Con le statistiche sul COVID-19 che impazzano in giro mi è venuta voglia di recuperare un vecchio articolo che non ho mai finito di scrivere e che raccoglieva tutti quei modi che vengono utilizzati, spesso intenzionalmente, per dare informazioni sbagliate tramite le rappresentazioni grafiche (diagrammi, torte, barre e così via).

Articoli di giornale, siti web, meme e discussioni sui social fanno infatti spesso largo uso di rappresentazioni grafiche, e quindi un minimo di alfabetizzazione in materia (all’incrocio fra statistica e storytelling) è utile per non commettere errori in buona fede o, viceversa, per non farsi infinocchiare.

Facciamo un esempio visto oggi e che riguarda appunto l’attualità dell’epidemia da COVID-19. Se io guardo questo grafico trovato su Twitter (di Nino Cartabellotta)

ottengo l’informazione che i contagi stanno crescendo in maniera esponenziale (in realtà, ho scoperto oggi, le epidemia successivamente seguono l’andamento di una curva logistica, cioè a forma di S, e più avanti vengono descritte da modelli molto più raffinati, ma la cosa in questa fase non è importante perché le differenze sono minime).

L’informazione immediata è quindi che la situazione è preoccupante, anzi molto preoccupante.
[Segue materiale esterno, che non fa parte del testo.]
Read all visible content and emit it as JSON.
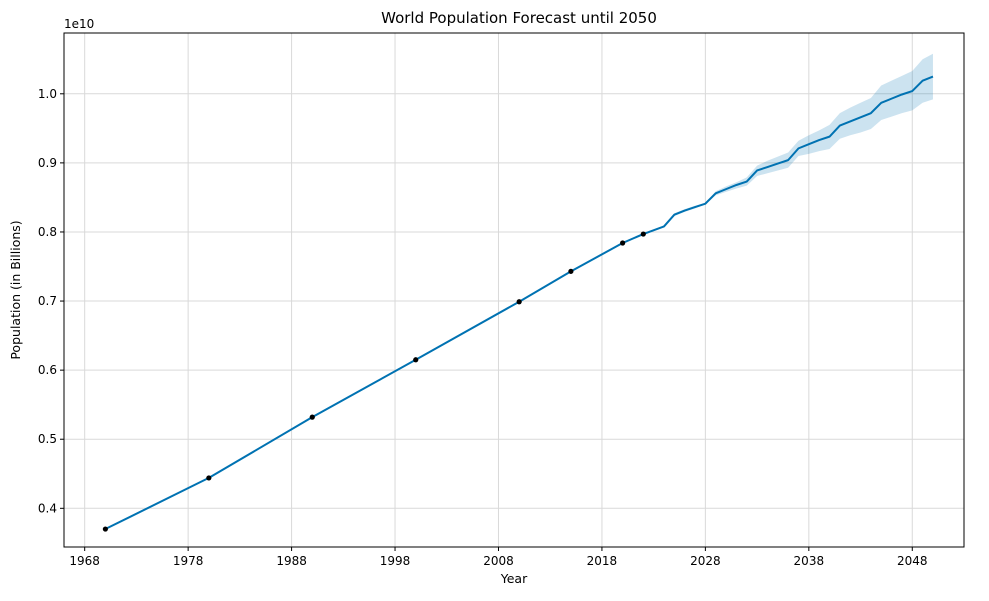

Se invece esamino quest’altro grafico (da un tweet di Riccardo Puglisi), che descrive le percentuali di incremento da un giorno all’altro

ottengo l’informazione molto più rassicurante che l’incremento percentuale dei contagi (contrapposto ovviamente al numero assoluto di casi totali) è tendenzialmente in calo.

Chi ha ragione? Eh, boh. Intanto bisogna capire quale è più adatta a dire cosa: vogliamo sapere quando il numero dei contagiati potrebbe arrivare a saturare la quantità di risorse disponibili del sistema sanitario? Probabilmente il primo grafico è più adatto. Vogliamo dire che l’epidemia probabilmente si potrebbe esaurire da sola, o che le misure di contenimento stanno funzionando? L’incremento percentuale potrebbe dare un riscontro migliore.

Solo che…

Solo che entrambi soffrono del fatto che sono basati su serie di dati relative a intervalli temporali bassissimi, di pochissimi giorni. Come tali soffrono parecchio di casi eccezionali, ma non allo stesso modo; nel grafico di Puglisi l’impennata del 27 dipende dal fatto che il giorno prima la Lombardia non aveva comunicato i casi e poi ha comunicato quelli relativi a due giorni assieme: se fosse accaduto diversamente quel grafico, probabilmente, non suggerirebbe l’andamento decrescente del fenomeno come sembra fare. Infatti lo stesso Puglisi ha presentato un altro grafico coi dati di altri giorni successivi, dove le cose hanno un aspetto del tutto diverso:

e si racconta una storia molto meno rassicurante, con un incremento che, giorno più giirno meno, sta tendenzialmente attorno al 40%, che non è per niente poco.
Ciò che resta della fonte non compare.